When Penn National Gaming acquired Score Media and Gaming Inc. for $2 billion last year, an employee in Penn National’s online division illegally enriched himself through advance knowledge of the deal, according to federal authorities.
The U.S. Attorney’s Office for Eastern Pennsylvania and the Securities and Exchange Commission simultaneously announced separate insider trader charges Monday against David Roda, 36, of Philadelphia. He was identified as a former Penn National software engineer who was serving last August as director of backend architecture for Penn Interactive, the subsidiary running Penn National’s online casino and sports betting operations.

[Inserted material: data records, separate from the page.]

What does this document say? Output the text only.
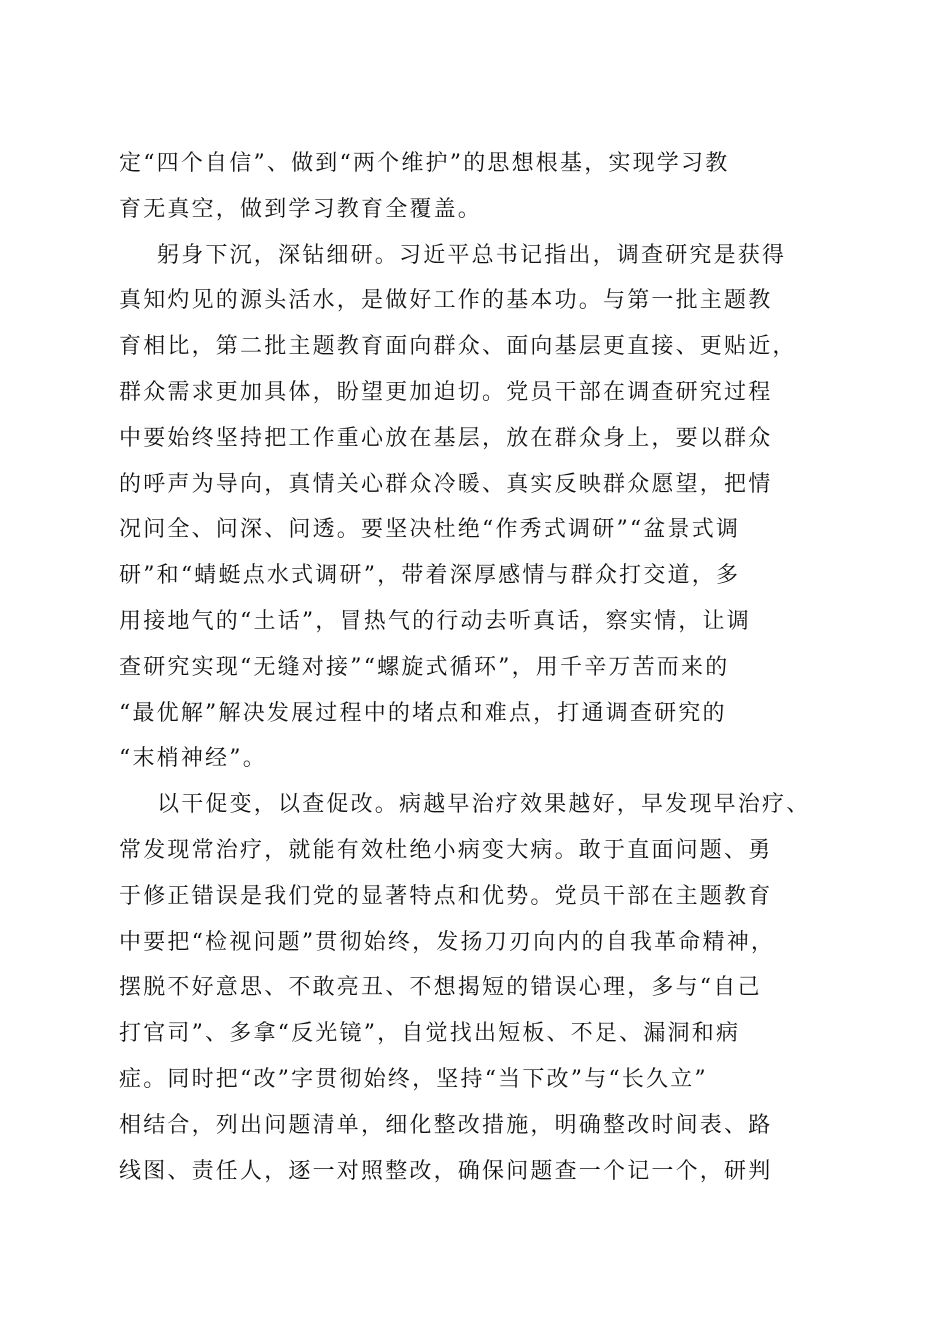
定“四个自信”、做到“两个维护”的思想根基，实现学习教
育无真空，做到学习教育全覆盖。
躬身下沉，深钻细研。习近平总书记指出，调查研究是获得
真知灼见的源头活水，是做好工作的基本功。与第一批主题教
育相比，第二批主题教育面向群众、面向基层更直接、更贴近，
群众需求更加具体，盼望更加迫切。党员干部在调查研究过程
中要始终坚持把工作重心放在基层，放在群众身上，要以群众
的呼声为导向，真情关心群众冷暖、真实反映群众愿望，把情
况问全、问深、问透。要坚决杜绝“作秀式调研”“盆景式调
研”和“蜻蜓点水式调研”，带着深厚感情与群众打交道，多
用接地气的“土话”，冒热气的行动去听真话，察实情，让调
查研究实现“无缝对接”“螺旋式循环”，用千辛万苦而来的
“最优解”解决发展过程中的堵点和难点，打通调查研究的
“末梢神经”。
以干促变，以查促改。病越早治疗效果越好，早发现早治疗、
常发现常治疗，就能有效杜绝小病变大病。敢于直面问题、勇
于修正错误是我们党的显著特点和优势。党员干部在主题教育
中要把“检视问题”贯彻始终，发扬刀刃向内的自我革命精神，
摆脱不好意思、不敢亮丑、不想揭短的错误心理，多与“自己
打官司”、多拿“反光镜”，自觉找出短板、不足、漏洞和病
症。同时把“改”字贯彻始终，坚持“当下改”与“长久立”
相结合，列出问题清单，细化整改措施，明确整改时间表、路
线图、责任人，逐一对照整改，确保问题查一个记一个，研判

U.S. Attorney Jennifer Arbittier Williams’ press release stated that Roda learned in early July that Penn National was considering an acquisition of Score Media, a Toronto-based company widely known in Canada for its sports content brand and increasingly active in iGaming through its theScore Bet operation. The $2 billion acquisition of Score Media by PNG was disclosed publicly on Aug. 5, with Score Media’s stock price increasing nearly 80% after the announcement.
The authorities said Roda knew he had a duty to keep his advance knowledge of the potential deal confidential and not to try to benefit from it, but he purchased 200 Score Media call option contracts for about $13,000 on July 22. When he learned in early August that the acquisition was imminent, he allegedly purchased 300 more call option contracts for an additional $7,000.
According to Williams’ press release, Roda netted some $560,000 when he closed out his call option contracts for approximately $580,000.
“Insider trading undermines faith in our financial markets and harms ordinary investors who play by the rules,” the U.S. attorney said. “As alleged, David Roda placed himself above the law by using information to which he had privileged access to cheat the market and other investors.”
Penn National: We cooperated fully
When asked for comment on the case Monday evening, Penn National spokesman Jeff Morris replied via email that Roda is no longer with the company, and issued the following statement:
“The company took this matter very seriously and cooperated fully with the government investigations that led to the charges announced today against this former employee. We maintain comprehensive policies and procedures and provide extensive training to help prevent trading on material nonpublic information. We are pleased that this matter has been promptly resolved.”
The SEC’s press release said Roda also passed along his advance knowledge to a longtime Philadelphia friend who additionally bought shares in Score Media and profited to a far lesser extent. Roda and the friend, Andrew Larkin, were both charged with violating antifraud provisions of the securities laws by the SEC, which handles civil enforcement actions.
The SEC said Roda has agreed to pay a civil penalty, disgorgement (meaning return of illegal gains), and other costs to be determined by a federal judge at a later date.
“As we allege in our complaint, Roda was entrusted by his employer with critical, market-moving information, and he betrayed that trust by using the information to trade and also tip his friend so they could both profit,” said Scott A. Thompson, co-acting regional director of the SEC’s Philadelphia office. “When employees like Roda misappropriate and trade on confidential information, it erodes market confidence.”